It dawned on me last year that I enjoyed my job.
There wasn’t a lightbulb moment or epiphany. Not that I condone any of the next sentence to anyone… but. It was simply a warming feeling that I was checking my emails late in the evening or the weekend and it simply didn’t bother me.
The line between work and life had been blurred whilst both were moving in a positive direction. In life at home, I had long term goal along with several good projects coming to fruition. Work was a more tangible achievement, where I had hit my targets, exceeded them to be precise. Progressed in my leadership skills and generally gained a lot more recognition and respect from my professional peers.
I was on cloud nine. Everything just seemed to lock into place, at some points I thought that I had won the life / work lottery. Work seemed to bring out the best in me and had a glowing positive impact in my life. I felt like everything I touched turned to gold.
Life will always throw ups and downs at you. Reflecting on how you react and respond to these ups and downs will shape your character and build a solid foundation.
The highs were astronomical. However, there were times where there was a permanent rain cloud above my head, I’d ask myself, “This can surely not last forever.” Which as an early 20 year old, I could never come to terms with.
More recently, there has been a lot of change in all aspects of my life.
As per my last post, I lost my beloved Mum. A strong hold in my life. She was my all and I think about the loss every single day.

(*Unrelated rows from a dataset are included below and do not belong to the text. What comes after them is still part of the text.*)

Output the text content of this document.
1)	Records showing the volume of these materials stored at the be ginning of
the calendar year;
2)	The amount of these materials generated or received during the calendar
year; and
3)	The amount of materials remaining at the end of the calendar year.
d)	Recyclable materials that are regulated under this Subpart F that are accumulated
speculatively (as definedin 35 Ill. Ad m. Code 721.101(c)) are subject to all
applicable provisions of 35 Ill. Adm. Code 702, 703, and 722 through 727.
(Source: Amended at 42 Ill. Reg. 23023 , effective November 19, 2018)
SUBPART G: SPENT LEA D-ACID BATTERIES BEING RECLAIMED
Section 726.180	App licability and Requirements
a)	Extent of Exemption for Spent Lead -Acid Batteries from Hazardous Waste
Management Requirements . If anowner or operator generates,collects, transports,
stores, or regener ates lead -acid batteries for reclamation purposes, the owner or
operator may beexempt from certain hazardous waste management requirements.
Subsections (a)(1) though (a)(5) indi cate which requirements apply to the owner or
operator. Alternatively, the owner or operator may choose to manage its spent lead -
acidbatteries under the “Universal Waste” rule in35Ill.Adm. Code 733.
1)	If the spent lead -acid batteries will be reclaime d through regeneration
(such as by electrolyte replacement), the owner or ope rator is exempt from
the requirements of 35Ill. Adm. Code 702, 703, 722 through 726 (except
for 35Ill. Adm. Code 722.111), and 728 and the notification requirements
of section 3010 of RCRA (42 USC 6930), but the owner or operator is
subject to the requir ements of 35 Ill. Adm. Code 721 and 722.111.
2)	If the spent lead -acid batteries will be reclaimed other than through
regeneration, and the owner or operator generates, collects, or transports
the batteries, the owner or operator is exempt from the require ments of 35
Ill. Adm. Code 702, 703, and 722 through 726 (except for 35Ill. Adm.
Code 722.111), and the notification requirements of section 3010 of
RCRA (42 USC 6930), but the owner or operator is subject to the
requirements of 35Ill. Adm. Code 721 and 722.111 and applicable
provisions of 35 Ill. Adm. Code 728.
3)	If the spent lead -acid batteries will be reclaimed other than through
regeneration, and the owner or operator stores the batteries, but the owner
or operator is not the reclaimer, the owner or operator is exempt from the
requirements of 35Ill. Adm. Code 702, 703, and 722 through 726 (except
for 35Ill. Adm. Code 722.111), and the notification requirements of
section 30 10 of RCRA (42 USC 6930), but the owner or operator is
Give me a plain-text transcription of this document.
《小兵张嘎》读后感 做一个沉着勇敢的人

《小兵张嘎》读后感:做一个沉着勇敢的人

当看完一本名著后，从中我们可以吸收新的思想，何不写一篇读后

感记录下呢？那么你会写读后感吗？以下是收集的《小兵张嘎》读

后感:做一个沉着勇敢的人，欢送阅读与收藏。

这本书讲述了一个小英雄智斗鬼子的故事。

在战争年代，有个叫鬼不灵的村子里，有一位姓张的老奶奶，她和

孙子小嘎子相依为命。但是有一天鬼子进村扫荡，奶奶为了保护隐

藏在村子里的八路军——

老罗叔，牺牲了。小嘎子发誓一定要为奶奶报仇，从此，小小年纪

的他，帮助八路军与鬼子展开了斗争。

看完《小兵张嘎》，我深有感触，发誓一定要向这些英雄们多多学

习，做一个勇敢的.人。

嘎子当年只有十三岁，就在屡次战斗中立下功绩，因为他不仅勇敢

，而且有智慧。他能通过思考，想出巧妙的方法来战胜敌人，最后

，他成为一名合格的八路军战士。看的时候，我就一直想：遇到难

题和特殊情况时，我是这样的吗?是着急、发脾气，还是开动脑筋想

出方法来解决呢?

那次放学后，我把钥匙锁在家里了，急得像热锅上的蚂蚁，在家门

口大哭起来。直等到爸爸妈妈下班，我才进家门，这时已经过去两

Where life pulls at you, I reflect on work and how that can pull me through. The job I do is built on solid foundations and relationships. I am not afraid to say that I excel at my role and that I am a role model within my team. When someone smothers their ego and tells you that you are doing well, that little part of recognition is just a warm and comforting feeling that you are doing well.
This occasional pat on the back is not something that I actively seek, it’s a nod. It’s a sense check. It’s an approval that you are achieving and taking people with you along the way.
Whether it’s suppliers, colleagues or people I have just met, I always get a buzz in what I currently do.
There is an air of uncertainty within my role currently as my Company is restructuring their organogram on a large scale. However, I agree with this aggressive and drastic move, because I believe in my business leaders and that it will move the business in the right direction to become even greater than it is.
The way I look at it is that it’s simply another stepping stone in my career.
Where I am currently, I realise that I am in a lucky place. A balance between hard work, results and an amazing journey that I am experiencing.
The last two years in this role has flown by. That is purely down to the fact that I feel like somedays I don’t work. Not because I refuse to complete a spreadsheet or run reports or send emails. It’s because everything that I do, doesn’t seem like a chore.
I realise that you can love your job. You can enjoy and make friends at work. You can feel like it’s all good.
Let this be a lesson to all you readers, chase that dream but enjoy the moment.